What about booing your favorite team?

"Oh, I booed everybody," he said, laughing. "I was a true fan. I had a chance to tell Joe [Thiesmann] that. I told him I remember when he got his leg broken and the very next play Jay Schroeder threw it about 70 yard downfield. He overthrew the guy by about 30 yards. I remember asking my brother, 'Who is this guy?'"

Now Leftwich is the guy at quarterback, and he's a rising star in the league. Last season, he led the Jaguars to a 12-4 record and a playoff berth. He completed 175-of-302 passes for 2,123 yards, 15 touchdowns and five interceptions.

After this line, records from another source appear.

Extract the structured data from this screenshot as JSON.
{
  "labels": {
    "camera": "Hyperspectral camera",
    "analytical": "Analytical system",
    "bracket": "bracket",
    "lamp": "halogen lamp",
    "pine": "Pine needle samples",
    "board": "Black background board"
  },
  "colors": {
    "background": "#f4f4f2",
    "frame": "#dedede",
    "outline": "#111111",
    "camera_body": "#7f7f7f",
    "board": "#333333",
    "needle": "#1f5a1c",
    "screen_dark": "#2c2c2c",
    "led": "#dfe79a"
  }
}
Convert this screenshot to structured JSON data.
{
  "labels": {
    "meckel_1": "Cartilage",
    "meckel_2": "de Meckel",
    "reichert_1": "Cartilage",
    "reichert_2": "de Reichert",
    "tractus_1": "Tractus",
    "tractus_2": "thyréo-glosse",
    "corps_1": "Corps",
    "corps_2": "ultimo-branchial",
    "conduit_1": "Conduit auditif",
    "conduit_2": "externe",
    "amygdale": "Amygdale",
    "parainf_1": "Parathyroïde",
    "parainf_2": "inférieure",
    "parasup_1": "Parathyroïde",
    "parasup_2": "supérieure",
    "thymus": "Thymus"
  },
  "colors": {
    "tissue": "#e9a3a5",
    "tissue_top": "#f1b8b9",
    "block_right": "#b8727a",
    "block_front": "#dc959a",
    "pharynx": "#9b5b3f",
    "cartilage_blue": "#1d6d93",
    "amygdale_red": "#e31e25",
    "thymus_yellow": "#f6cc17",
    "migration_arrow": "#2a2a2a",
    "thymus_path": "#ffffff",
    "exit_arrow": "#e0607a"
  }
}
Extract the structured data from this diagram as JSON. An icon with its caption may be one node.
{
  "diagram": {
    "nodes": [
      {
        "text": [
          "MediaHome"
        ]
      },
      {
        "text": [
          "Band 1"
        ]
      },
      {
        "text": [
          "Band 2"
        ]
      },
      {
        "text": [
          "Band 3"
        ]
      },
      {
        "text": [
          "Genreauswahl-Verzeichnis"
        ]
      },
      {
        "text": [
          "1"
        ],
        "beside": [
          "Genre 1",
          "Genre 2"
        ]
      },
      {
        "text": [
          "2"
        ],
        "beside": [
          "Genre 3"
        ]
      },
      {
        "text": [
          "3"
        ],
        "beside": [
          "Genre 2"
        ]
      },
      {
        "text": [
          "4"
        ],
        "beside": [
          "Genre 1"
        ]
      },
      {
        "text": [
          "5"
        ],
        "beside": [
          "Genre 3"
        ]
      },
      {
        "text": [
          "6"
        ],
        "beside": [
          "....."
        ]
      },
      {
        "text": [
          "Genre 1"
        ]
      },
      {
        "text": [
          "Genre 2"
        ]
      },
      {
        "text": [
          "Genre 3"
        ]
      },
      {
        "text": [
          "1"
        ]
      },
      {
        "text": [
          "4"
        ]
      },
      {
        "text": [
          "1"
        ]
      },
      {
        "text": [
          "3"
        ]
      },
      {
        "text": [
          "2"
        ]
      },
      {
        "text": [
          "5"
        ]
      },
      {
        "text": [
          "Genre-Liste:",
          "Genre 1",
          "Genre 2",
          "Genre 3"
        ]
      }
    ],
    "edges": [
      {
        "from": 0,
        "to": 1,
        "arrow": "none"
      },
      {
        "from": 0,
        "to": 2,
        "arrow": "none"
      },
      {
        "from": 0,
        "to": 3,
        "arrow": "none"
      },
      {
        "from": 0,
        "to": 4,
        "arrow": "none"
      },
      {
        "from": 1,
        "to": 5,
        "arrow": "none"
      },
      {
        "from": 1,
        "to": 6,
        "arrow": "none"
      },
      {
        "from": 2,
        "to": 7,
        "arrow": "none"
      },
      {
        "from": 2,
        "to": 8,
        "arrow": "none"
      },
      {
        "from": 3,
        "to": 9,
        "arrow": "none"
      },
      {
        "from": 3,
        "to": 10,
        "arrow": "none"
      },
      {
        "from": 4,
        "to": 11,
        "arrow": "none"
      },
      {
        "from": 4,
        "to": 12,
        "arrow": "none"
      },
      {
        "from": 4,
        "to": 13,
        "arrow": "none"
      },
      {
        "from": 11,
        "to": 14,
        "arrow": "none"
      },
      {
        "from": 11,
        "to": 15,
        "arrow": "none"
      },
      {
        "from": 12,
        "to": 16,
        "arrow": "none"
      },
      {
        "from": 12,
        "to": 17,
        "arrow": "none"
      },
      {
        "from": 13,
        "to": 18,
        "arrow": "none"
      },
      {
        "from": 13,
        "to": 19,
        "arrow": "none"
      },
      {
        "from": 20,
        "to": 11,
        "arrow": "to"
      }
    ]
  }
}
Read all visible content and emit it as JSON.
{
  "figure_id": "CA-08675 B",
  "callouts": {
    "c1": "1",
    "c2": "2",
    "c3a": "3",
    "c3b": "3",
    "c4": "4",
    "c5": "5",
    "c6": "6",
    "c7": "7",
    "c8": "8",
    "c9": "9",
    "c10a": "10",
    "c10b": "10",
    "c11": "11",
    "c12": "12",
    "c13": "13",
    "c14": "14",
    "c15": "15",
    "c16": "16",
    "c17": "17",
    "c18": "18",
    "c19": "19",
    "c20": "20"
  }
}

This season, Leftwich has completed 65-of-101 passes for 604 yards, along with two touchdowns and four interceptions, in leading the Jaguars to a 2-1 record. He was picked off twice in Sunday's 21-14 loss to the Indianapolis Colts at the RCA Dome.

Now it's on to play the Redskins, his hometown team. He has put his childhood rooting interests behind him.

"It changes, because as you start playing college football, you start realizing, 'I'm going to have a chance to play in the NFL.' And the second they call your name [on draft day], and it was the Jacksonville Jaguars, it changes real quick.

"My family had to change, too. They were diehard Redskins fans, too. Now, it's the Jaguars, then everyone figures out what the Redskins did."

Leftwich said he's not worried about playing in front of so many relatives and friends from Washington, D.C., for the first time. There will be no butterflies, he said.

"Once the game starts, I can't worry about them. Once the game starts, it's football. You can allow it to effect you, but only if you allow it to. I told all my friends, 'Don't call me after Wednesday about tickets. Give me the amount of tickets we'll need right now so that I can worry about the football part of it.'"

As of Wednesday afternoon, Leftwich said he has purchased nearly 100 tickets for family and friends.